So auch für den überzeugten Junggesellen Jimmie, der seine Freundin Anne zwar liebt, aber noch mehr liebt er seine Freiheit.
Doch dann ändert das Testament seines Großvaters alles.
>>Inhalt<<
Jimmie (Chris O´Donnel) ist 26 und noch Junggeselle.
Ans heiraten denkt er noch lange nicht. Dafür gibt es einfach zu viele schöne Frauen, die es zu erobern gilt.
Dann verliebt er sich in die bezaubernde Anne (Renée Zellweger) mit der er eine unkomplizierte und lockere Beziehung führt.
Ganze drei Jahre vergehen in denen eine Hochzeit zwischen den beiden kein Thema ist. Währenddessen heiratet einer nach dem anderen von Jimmies Freunden, bis schließlich Anne bei der letzten Hochzeit den Brautstrauß fängt.
Obwohl er es eigentlich nicht wirklich will, bittet er Anne im romantischen „Starlight Room“ um ihre Hand.
Doch dabei benimmt sich Jimmie so unmöglich, dass Anne sich auf der Stelle von ihm trennt.
Dann stirbt Jimmies Großvater (Sir Peter Ustinov).

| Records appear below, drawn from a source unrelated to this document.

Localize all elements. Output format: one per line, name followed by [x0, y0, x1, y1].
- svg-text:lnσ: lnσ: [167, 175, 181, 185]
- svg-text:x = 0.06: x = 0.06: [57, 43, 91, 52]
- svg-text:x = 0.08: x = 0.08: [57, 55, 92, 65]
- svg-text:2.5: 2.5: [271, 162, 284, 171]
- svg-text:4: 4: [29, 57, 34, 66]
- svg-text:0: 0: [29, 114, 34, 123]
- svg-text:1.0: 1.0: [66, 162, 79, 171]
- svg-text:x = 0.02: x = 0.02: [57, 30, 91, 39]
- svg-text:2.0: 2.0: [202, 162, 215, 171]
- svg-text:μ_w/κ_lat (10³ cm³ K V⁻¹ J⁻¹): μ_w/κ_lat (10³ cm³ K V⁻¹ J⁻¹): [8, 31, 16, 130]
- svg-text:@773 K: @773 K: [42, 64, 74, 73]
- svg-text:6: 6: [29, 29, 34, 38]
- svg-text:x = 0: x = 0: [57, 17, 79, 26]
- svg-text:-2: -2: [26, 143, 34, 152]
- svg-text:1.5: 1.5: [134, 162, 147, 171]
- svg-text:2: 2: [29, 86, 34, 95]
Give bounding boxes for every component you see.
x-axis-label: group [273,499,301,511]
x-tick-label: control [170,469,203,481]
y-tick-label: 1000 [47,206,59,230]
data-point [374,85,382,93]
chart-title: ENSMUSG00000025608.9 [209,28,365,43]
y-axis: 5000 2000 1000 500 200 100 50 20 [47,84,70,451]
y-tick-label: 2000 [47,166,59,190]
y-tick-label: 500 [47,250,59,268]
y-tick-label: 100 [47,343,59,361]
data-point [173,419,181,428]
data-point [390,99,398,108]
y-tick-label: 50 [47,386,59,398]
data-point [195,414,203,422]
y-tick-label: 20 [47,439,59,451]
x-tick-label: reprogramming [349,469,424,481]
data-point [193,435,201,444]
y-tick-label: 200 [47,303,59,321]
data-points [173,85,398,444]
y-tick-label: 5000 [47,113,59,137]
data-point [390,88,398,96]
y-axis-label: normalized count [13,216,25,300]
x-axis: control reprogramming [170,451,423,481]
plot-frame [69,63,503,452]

Er vererbt Jimmie 100 Millionen Dollar. Doch diese erhält er nur, wenn er noch vor seinem 30. Geburtstag heiratet und dann für Nachwuchs sorgt. Das Problem ist nur, dass ihm nur noch 24 Stunden Zeit bleiben um die Testamentsbedingung zu erfüllen.
Nun will Jimmie seinen Fehler bei Anne wieder gut machen und bittet sie ein zweites Mal ihn zu heiraten. Doch diese merkt, dass er es noch immer nicht wirklich ernst meint und lehnt ab.
Nun drängt die Zeit und Jimmie versucht unter einer seiner Exfreundinnen eine Braut zu finden. Doch eine seiner Exfreundinnen nach der anderen lehnt ab.
Seine letzte Chance ist Barkley (Brooke Shields) die ihn nur wegen des Geldes heiraten will, doch letztlich sind sogar ihr die genauen Bedingungen des Testamentes zu viel und sie flieht.
Währenddessen wird Anne klar, dass sie Jimmie noch immer liebt und beschießt ihm eine Chance zu geben und ihn doch zu heiraten.
Doch Jimmies bester Freund hat sich etwas ganz besonderes ausgedacht um Jimmie pünktlich eine Frau zu besorgen.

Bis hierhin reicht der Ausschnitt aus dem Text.